Présidence de M. G I R O U D , président
Juges:M.Creux et Mme Bendani
Greffier :MmeBourckholzer
Art. 406 al. 2 CC; 398a ss, 398b al. 3 et 6, 398d, 398d CPC-VD
La Chambre des tutelles du Tribunal cantonal prend séance
pour s’occuper du recours interjeté par X.________, à Pully, contre la
décision rendue le 8 mars 2012 par la Justice de paix du district de
Lausanne dans la cause le concernant.
Délibérant à huis clos, la cour voit :
Par décision du 7 décembre 2011, communiquée notamment à
la Justice de paix, le Tuteur Général a ordonné le placement d’urgence à
des fins d'assistance de X.________ à l’Hôpital Psychiatrique N., à
[...], faisant valoir qu'il s'agissait là de la seule solution pouvant permettre
de garantir la sécurité et le maintien de l'état de santé physique et
psychique du pupille et de procéder à son évaluation médicale.

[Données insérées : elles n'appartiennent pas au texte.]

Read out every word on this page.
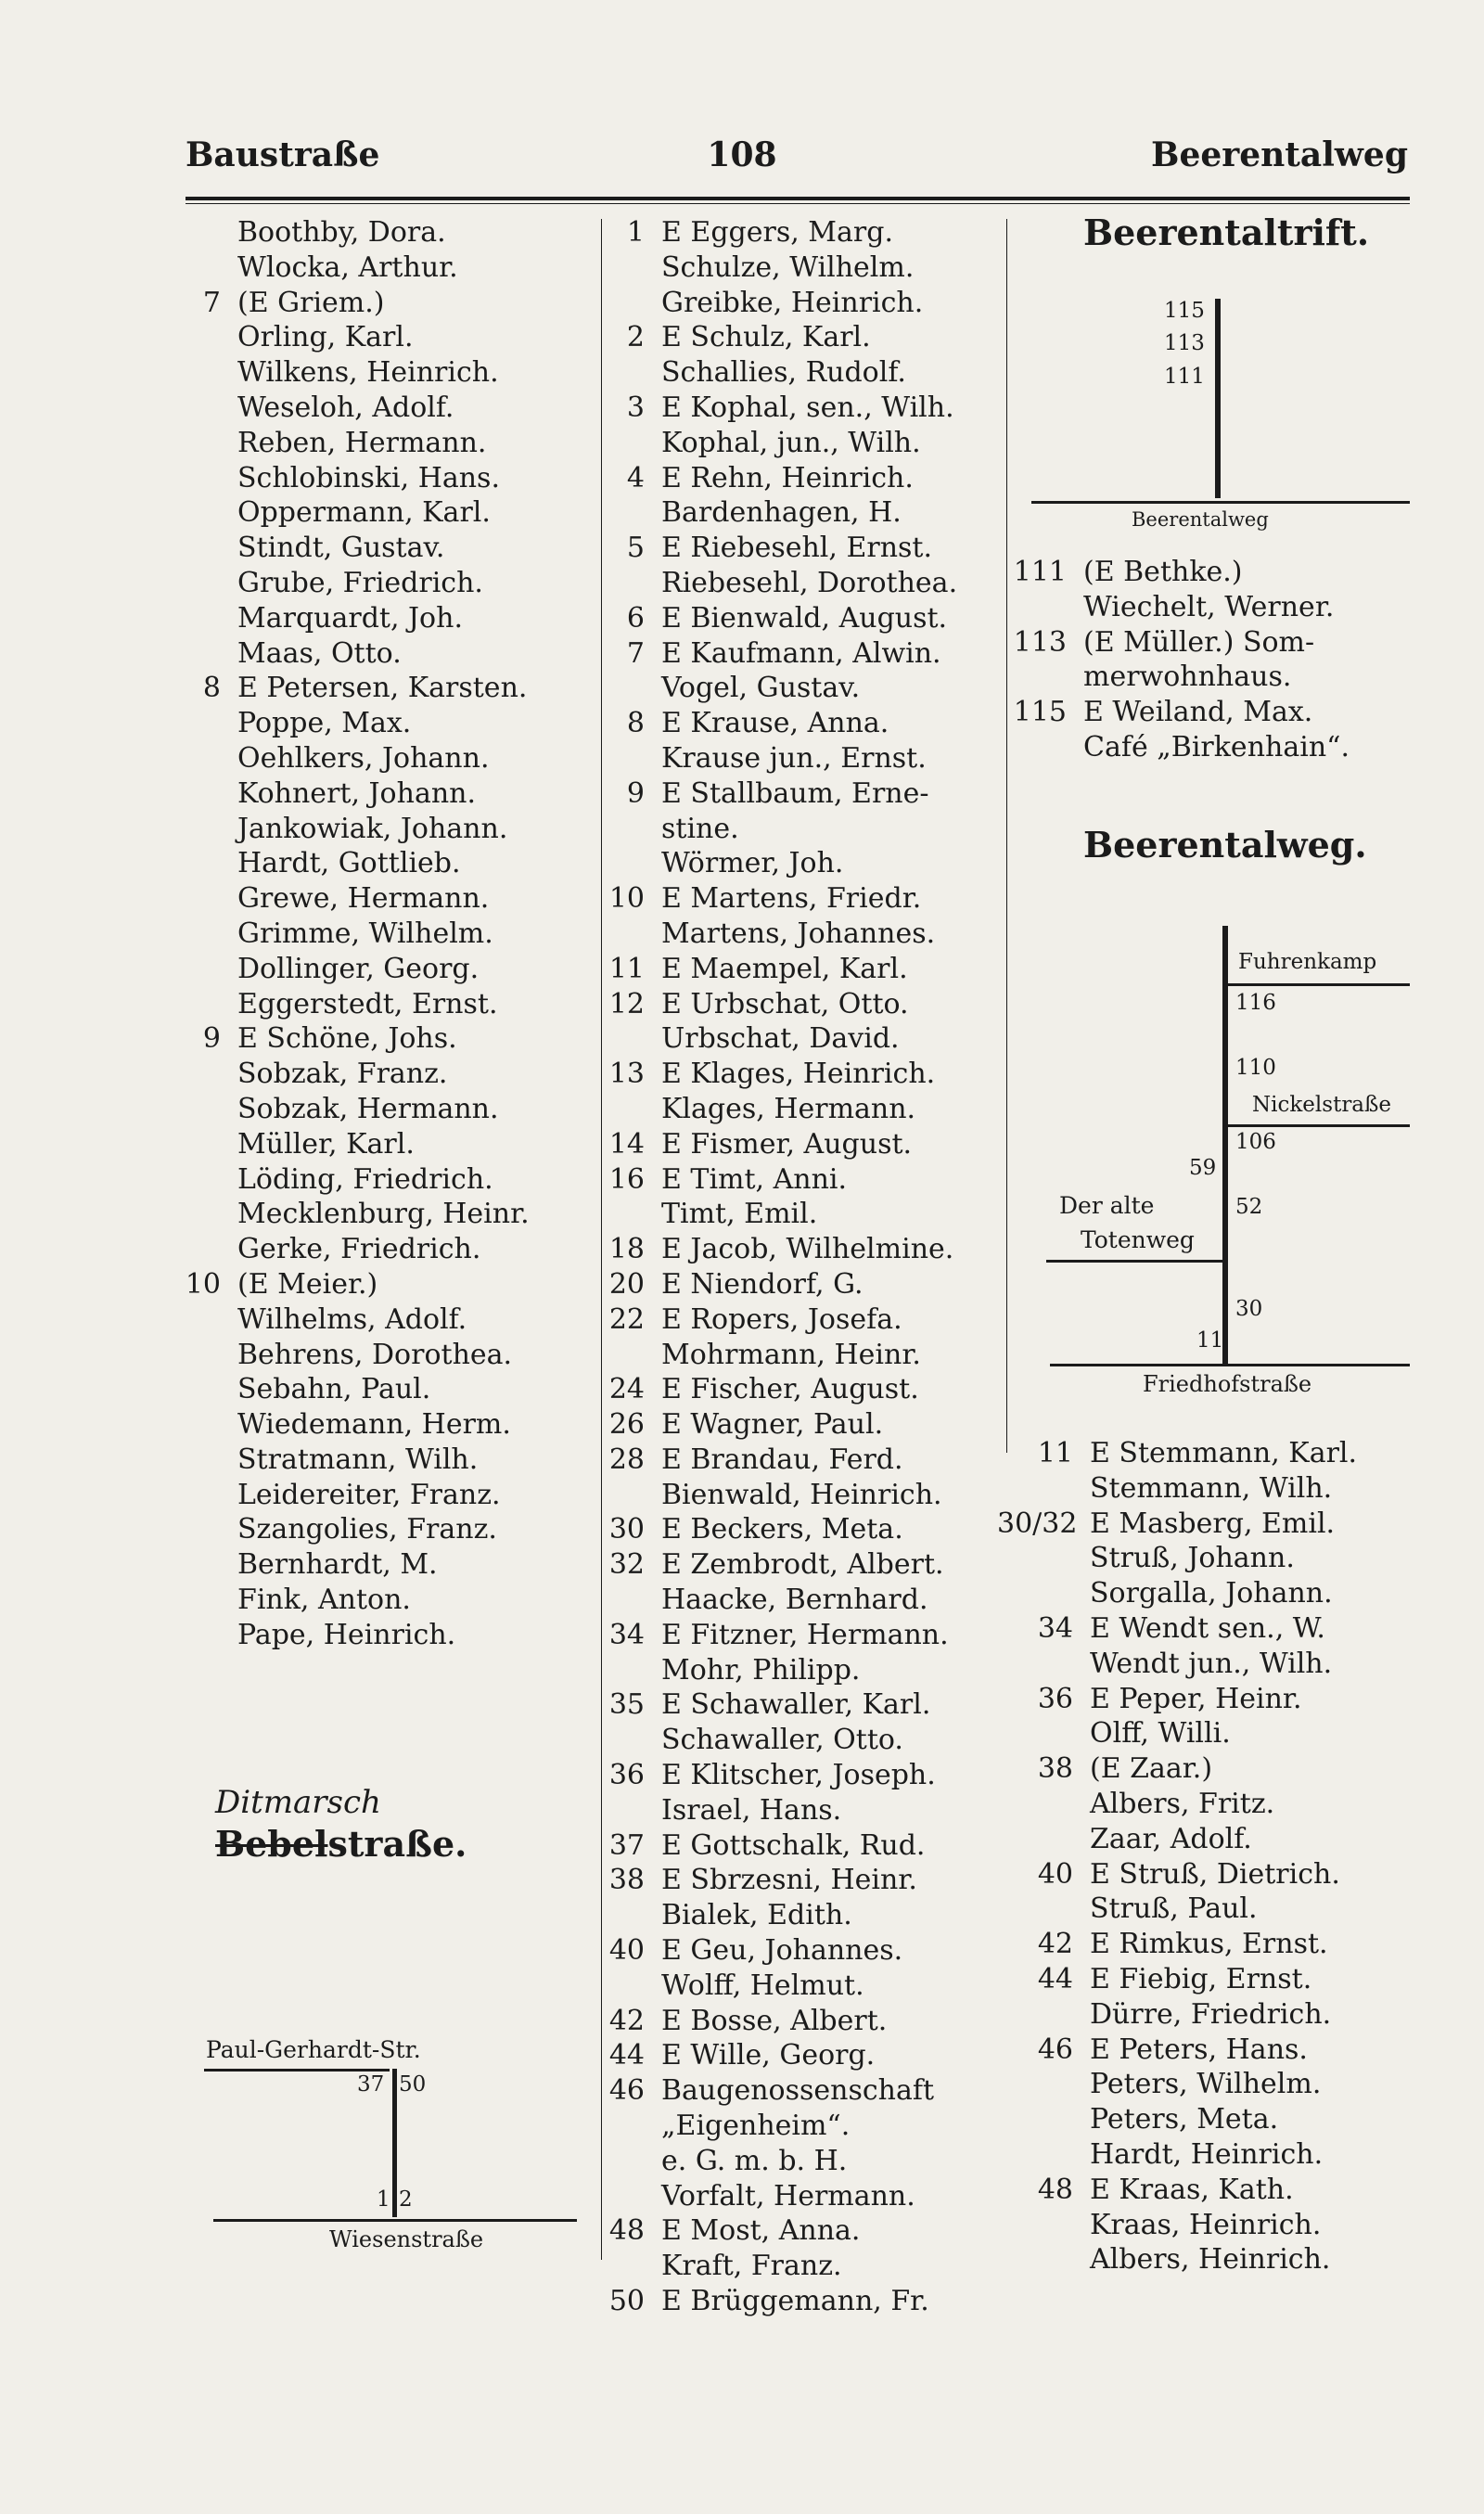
Baustraße	108	Beerentalweg
Boothby, Dora.
Wlocka, Arthur.
7 (E Griem.)
Orling, Karl.
Wilkens, Heinrich.
Weseloh, Adolf.
Reben, Hermann.
Schlobinski, Hans.
Oppermann, Karl.
Stindt, Gustav.
Grube, Friedrich.
Marquardt, Joh.
Maas, Otto.
8 E Petersen, Karsten.
Poppe, Max.
Oehlkers, Johann.
Kohnert, Johann.
Jankowiak, Johann.
Hardt, Gottlieb.
Grewe, Hermann.
Grimme, Wilhelm.
Dollinger, Georg.
Eggerstedt, Ernst.
9 E Schöne, Johs.
Sobzak, Franz.
Sobzak, Hermann.
Müller, Karl.
Löding, Friedrich.
Mecklenburg, Heinr.
Gerke, Friedrich.
10 (E Meier.)
Wilhelms, Adolf.
Behrens, Dorothea.
Sebahn, Paul.
Wiedemann, Herm.
Stratmann, Wilh.
Leidereiter, Franz.
Szangolies, Franz.
Bernhardt, M.
Fink, Anton.
Pape, Heinrich.
Ditmarsch
Bebelstraße.
Paul-Gerhardt-Str.
37 50
1 2
Wiesenstraße
1 E Eggers, Marg.
Schulze, Wilhelm.
Greibke, Heinrich.
2 E Schulz, Karl.
Schallies, Rudolf.
3 E Kophal, sen., Wilh.
Kophal, jun., Wilh.
4 E Rehn, Heinrich.
Bardenhagen, H.
5 E Riebesehl, Ernst.
Riebesehl, Dorothea.
6 E Bienwald, August.
7 E Kaufmann, Alwin.
Vogel, Gustav.
8 E Krause, Anna.
Krause jun., Ernst.
9 E Stallbaum, Erne-
stine.
Wörmer, Joh.
10 E Martens, Friedr.
Martens, Johannes.
11 E Maempel, Karl.
12 E Urbschat, Otto.
Urbschat, David.
13 E Klages, Heinrich.
Klages, Hermann.
14 E Fismer, August.
16 E Timt, Anni.
Timt, Emil.
18 E Jacob, Wilhelmine.
20 E Niendorf, G.
22 E Ropers, Josefa.
Mohrmann, Heinr.
24 E Fischer, August.
26 E Wagner, Paul.
28 E Brandau, Ferd.
Bienwald, Heinrich.
30 E Beckers, Meta.
32 E Zembrodt, Albert.
Haacke, Bernhard.
34 E Fitzner, Hermann.
Mohr, Philipp.
35 E Schawaller, Karl.
Schawaller, Otto.
36 E Klitscher, Joseph.
Israel, Hans.
37 E Gottschalk, Rud.
38 E Sbrzesni, Heinr.
Bialek, Edith.
40 E Geu, Johannes.
Wolff, Helmut.
42 E Bosse, Albert.
44 E Wille, Georg.
46 Baugenossenschaft
„Eigenheim“.
e. G. m. b. H.
Vorfalt, Hermann.
48 E Most, Anna.
Kraft, Franz.
50 E Brüggemann, Fr.
Beerentaltrift.
115
113
111
Beerentalweg
111 (E Bethke.)
Wiechelt, Werner.
113 (E Müller.) Som-
merwohnhaus.
115 E Weiland, Max.
Café „Birkenhain“.
Beerentalweg.
Fuhrenkamp
116
110
Nickelstraße
106
59
52
Der alte
Totenweg
30
11
Friedhofstraße
11 E Stemmann, Karl.
Stemmann, Wilh.
30/32 E Masberg, Emil.
Struß, Johann.
Sorgalla, Johann.
34 E Wendt sen., W.
Wendt jun., Wilh.
36 E Peper, Heinr.
Olff, Willi.
38 (E Zaar.)
Albers, Fritz.
Zaar, Adolf.
40 E Struß, Dietrich.
Struß, Paul.
42 E Rimkus, Ernst.
44 E Fiebig, Ernst.
Dürre, Friedrich.
46 E Peters, Hans.
Peters, Wilhelm.
Peters, Meta.
Hardt, Heinrich.
48 E Kraas, Kath.
Kraas, Heinrich.
Albers, Heinrich.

Par exploit du 31 janvier 2012, la Justice de paix a cité le
pupille et son tuteur à comparaître à son audience du 8 mars 2012.
Le 10 février 2012, X. a adressé à la Justice de paix
une lettre du 2 décembre 2011 - qu'elle a reçue le 13 février 2012 -, dans
laquelle il déclarait déposer plainte contre diverses personnes ou
institutions pour séquestration au CHUV, site N., ainsi qu'une autre
lettre datée du 10 février 2012 concernant un tiers.
Par courriel du 8 février 2012, reçu par la Justice de paix le 14
février 2012, le pupille a encore envoyé une série d'autres courriels
relatifs, d’une part à sa « séquestration » à l’Hôpital N., d’autre
part à une affaire contre J.________ SA, entreprise au service de laquelle il
avait apparemment travaillé naguère.
Le 8 mars 2012, la Justice de paix a procédé à l'audition de la
collaboratrice de l’Office du Tuteur Général, qui était seule à comparaître.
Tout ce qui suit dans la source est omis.